Oklahoma hosts national agroterrorism conference
It is not uncommon to hear about emergency preparedness planning for threats to human and animal health caused by disease, natural disaster or deliberate attacks of terrorism. But it is uncommon to hear about such preparedness being developed in case of attacks against agricultural crops, rangeland and forests.
One of the leaders in that area has been the National Institute for Microbial Forensics and Food and Agricultural Biosecurity (NIMFFAB) at Oklahoma State University, which recently sponsored its third in a series of plant health emergency exercises in Oklahoma City.
"This exercise was part of our plan for a series of events to identify priorities and to bring together law enforcement and the agricultural community to establish policies for a response to such an event," said Jacque Fletcher, director of NIMFFAB.
Fletcher said the first gathering helped identify the priorities and establish the science of microbial forensics as it applies to plant pathogens; the second exercise brought the two communities together for the first time for cross training.
The 2009 meeting let each group practice their roles in a changing (practice) environment where new details were revealed as the incident evolved.
"This third exercise was deliberately more challenging than the two previous events, focusing on the actions and interactions that would have to occur in a real incident, and giving us an idea where there are gaps in our planning and response, and identify the need for further exercises and training," Fletcher said.
This year's exercise outlined a hypothetical scenario in which a disease appeared in a major Oklahoma crop, which was later determined to be intentionally introduced. Participants then examined what resources would be brought to bear to address the various stages of the event from initial identification all the way to the final remediation and recovery.

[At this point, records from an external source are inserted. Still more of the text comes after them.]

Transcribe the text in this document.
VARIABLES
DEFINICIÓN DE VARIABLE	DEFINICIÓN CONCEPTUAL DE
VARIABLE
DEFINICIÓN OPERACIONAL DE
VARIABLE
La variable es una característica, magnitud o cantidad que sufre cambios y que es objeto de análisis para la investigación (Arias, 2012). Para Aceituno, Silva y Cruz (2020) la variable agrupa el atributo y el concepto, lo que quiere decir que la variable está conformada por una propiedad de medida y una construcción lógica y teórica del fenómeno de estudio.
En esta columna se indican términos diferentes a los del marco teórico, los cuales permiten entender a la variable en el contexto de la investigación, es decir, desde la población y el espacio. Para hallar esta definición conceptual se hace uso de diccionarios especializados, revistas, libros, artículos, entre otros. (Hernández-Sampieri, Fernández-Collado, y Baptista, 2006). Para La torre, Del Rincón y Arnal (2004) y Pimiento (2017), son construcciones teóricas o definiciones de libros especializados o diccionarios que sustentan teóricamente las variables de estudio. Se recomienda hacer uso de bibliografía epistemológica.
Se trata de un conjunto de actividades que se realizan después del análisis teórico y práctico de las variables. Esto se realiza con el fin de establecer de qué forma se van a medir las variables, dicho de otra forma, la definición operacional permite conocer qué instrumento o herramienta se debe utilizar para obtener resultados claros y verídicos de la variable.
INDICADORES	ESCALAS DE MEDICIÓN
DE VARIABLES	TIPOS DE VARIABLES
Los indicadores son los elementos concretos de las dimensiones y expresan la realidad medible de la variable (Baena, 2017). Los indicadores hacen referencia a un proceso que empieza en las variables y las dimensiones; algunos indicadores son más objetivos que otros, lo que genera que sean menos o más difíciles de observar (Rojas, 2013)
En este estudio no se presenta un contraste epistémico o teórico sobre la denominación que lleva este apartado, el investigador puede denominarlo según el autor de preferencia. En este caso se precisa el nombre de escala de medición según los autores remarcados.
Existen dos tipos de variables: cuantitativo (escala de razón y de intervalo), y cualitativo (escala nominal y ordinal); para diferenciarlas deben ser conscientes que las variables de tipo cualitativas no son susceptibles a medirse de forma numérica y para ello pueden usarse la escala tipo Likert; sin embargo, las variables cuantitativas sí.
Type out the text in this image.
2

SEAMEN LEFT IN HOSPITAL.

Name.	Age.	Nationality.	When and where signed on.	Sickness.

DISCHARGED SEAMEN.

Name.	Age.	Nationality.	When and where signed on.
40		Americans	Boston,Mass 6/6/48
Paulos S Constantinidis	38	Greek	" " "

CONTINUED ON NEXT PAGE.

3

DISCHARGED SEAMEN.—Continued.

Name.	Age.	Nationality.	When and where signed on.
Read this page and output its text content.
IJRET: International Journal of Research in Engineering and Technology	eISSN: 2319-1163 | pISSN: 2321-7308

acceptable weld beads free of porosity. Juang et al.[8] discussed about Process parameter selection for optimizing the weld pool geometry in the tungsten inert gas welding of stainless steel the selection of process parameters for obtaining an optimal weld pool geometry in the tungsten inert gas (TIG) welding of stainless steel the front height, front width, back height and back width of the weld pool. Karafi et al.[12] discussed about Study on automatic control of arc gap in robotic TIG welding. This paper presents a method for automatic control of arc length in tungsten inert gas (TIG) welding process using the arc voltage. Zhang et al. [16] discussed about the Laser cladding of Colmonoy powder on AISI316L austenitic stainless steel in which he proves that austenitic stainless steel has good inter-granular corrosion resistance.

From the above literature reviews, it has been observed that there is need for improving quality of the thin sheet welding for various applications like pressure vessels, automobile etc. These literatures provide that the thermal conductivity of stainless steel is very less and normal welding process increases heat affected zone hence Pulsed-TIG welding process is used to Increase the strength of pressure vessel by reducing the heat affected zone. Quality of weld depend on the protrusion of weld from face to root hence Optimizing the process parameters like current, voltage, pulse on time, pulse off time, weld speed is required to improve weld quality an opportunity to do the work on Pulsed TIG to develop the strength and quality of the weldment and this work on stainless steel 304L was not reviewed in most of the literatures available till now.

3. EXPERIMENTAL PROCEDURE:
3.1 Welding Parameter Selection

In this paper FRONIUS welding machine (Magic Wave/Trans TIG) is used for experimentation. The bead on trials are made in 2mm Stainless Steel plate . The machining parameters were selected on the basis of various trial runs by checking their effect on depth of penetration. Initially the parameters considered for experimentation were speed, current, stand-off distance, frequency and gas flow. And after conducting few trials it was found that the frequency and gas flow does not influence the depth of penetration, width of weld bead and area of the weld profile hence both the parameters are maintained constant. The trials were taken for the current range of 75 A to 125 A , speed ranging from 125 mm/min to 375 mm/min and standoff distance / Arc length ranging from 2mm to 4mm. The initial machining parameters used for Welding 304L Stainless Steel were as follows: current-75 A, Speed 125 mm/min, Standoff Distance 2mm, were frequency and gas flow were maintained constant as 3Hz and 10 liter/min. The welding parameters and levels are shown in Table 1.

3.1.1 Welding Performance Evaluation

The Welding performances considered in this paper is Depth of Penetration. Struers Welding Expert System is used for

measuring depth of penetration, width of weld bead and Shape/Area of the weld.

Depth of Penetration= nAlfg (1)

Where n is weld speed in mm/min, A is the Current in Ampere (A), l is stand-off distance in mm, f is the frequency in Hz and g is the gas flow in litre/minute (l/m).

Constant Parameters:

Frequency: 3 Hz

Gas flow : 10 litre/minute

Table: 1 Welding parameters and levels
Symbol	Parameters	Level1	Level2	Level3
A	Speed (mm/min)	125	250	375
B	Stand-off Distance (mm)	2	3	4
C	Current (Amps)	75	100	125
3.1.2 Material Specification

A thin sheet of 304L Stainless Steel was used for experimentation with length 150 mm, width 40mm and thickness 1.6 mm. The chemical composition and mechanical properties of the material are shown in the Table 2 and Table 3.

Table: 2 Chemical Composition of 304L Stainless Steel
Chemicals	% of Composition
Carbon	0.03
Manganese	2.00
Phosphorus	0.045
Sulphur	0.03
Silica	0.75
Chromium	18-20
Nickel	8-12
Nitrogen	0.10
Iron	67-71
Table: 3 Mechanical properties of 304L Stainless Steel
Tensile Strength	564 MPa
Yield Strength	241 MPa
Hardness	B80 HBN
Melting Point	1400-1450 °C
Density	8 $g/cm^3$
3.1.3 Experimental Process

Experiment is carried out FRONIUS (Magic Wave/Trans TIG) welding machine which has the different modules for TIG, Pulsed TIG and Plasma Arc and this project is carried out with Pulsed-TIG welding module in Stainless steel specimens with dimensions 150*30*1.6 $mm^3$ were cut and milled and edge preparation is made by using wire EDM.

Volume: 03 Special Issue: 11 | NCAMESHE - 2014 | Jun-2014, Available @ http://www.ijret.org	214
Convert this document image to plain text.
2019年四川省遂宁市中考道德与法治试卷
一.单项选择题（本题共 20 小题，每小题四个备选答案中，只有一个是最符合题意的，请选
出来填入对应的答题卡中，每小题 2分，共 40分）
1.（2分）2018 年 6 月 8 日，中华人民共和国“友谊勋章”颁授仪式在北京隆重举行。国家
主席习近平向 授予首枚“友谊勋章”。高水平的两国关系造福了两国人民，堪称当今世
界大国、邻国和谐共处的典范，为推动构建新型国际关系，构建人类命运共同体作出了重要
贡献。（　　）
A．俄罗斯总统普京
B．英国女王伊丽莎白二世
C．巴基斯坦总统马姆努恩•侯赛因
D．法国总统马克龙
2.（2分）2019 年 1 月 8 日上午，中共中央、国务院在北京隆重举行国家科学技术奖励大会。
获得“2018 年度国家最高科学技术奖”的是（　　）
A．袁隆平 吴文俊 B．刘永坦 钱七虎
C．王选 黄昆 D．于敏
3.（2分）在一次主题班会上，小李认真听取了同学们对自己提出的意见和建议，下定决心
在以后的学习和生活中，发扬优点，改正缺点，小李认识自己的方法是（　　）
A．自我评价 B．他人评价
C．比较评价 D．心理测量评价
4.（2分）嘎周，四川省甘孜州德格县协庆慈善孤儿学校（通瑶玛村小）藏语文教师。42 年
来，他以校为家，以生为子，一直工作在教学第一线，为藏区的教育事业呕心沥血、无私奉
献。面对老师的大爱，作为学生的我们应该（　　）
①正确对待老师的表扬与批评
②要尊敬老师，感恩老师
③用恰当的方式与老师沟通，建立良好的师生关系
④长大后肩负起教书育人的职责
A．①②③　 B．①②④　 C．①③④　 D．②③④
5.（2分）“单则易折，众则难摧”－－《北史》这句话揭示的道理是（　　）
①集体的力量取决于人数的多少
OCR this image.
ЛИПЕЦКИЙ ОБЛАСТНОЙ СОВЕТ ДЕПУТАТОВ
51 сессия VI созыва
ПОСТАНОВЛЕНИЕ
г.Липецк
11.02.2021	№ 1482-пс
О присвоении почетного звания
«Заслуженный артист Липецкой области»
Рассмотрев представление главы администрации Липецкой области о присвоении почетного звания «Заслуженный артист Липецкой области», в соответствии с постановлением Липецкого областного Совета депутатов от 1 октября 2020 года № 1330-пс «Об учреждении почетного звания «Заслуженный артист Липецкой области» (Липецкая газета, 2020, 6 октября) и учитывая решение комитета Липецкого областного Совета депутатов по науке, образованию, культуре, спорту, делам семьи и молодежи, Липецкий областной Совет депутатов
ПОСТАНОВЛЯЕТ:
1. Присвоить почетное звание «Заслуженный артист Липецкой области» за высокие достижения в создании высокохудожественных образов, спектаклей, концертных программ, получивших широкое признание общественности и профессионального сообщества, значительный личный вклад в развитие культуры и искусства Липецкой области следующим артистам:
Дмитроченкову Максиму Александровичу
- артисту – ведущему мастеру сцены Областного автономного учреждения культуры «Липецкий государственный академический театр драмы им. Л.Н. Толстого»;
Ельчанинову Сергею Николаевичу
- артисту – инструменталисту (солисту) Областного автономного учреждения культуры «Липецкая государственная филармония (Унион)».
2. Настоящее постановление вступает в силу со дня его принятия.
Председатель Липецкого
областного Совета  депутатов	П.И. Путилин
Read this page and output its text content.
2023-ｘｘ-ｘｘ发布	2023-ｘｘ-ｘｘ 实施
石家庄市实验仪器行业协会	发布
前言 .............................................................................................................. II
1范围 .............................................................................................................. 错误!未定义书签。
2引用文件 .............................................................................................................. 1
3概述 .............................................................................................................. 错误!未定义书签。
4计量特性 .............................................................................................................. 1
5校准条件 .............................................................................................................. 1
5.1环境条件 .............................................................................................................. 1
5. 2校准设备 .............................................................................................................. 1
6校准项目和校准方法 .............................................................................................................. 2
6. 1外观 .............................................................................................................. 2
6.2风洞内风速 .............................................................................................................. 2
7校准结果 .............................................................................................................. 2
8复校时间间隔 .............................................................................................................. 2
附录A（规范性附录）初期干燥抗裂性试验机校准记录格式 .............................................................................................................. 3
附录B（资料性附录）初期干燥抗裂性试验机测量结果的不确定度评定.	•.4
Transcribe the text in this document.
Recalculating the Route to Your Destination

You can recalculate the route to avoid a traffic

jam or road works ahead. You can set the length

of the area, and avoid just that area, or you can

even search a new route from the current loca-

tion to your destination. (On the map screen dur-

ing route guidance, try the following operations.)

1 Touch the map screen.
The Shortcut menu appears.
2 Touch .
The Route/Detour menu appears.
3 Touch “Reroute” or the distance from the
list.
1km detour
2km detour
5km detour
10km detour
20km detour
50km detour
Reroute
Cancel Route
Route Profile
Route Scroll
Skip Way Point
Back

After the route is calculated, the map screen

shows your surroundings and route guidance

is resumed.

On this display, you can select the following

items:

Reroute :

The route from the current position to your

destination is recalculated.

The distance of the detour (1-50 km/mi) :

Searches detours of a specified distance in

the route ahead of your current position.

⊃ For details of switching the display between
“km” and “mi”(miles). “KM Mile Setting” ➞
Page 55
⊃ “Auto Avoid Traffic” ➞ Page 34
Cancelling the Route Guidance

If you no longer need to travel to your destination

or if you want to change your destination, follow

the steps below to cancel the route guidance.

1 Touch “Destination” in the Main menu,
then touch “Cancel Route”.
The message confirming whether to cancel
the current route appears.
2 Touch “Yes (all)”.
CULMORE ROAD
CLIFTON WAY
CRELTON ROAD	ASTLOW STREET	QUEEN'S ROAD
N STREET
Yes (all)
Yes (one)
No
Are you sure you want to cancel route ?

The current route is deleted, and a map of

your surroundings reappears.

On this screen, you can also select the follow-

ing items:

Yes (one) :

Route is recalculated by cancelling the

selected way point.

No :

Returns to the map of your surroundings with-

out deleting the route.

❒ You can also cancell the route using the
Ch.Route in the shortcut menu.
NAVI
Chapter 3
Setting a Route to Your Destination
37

At each step, teams of participants explored how the agricultural, scientific and law enforcement communities would respond and interact to assure public safety and the recovery and integrity of the agricultural community, all the way to the possible identification of how the outbreak was created and those responsible for it.
"We brought together a lot of diverse talent from the federal, state and local levels, not only for an intellectual exchange but to help strengthen relationships and understanding of each others' strengths and challenges," said Carla Thomas, deputy director, western region, of the National Plant Diagnostic Network.
"In our field exercise last year we learned a lot about the difference in our cultures, from the scientific to the law enforcement and regulatory environments," said Thomas. "In the year since then, we've had time to reflect on those lessons and this time we're finding new levels of understanding among those who will be brought together should a real event occur."
For Sheryl Maddox, director of homeland security for the U.S. Department of Agriculture, the exercise was important because it was done locally, with local perspectives.
"We can train all we want nationally, but any incident is going to start locally, so unless we exercise locally, we're not going to be as successful," she said. "I also look for gaps, what are the things we're not looking at, what have we not thought of, that through this type of planning we can identify now and not scramble to solve in the middle of a disaster."
Among those participating in the exercise were representatives from the Oklahoma Cooperative Extension Service; the Oklahoma Agricultural Experiment Station; the OSU College of Osteopathic Medicine; the Oklahoma Department of Agriculture, Food and Forestry; the National Plant Diagnostic Network; the Animal and Plant Health Inspection Service of the USDA; the Department of Homeland Security; the Federal Emergency Management Agency; the Federal Bureau of Investigation and the Oklahoma Highway Patrol.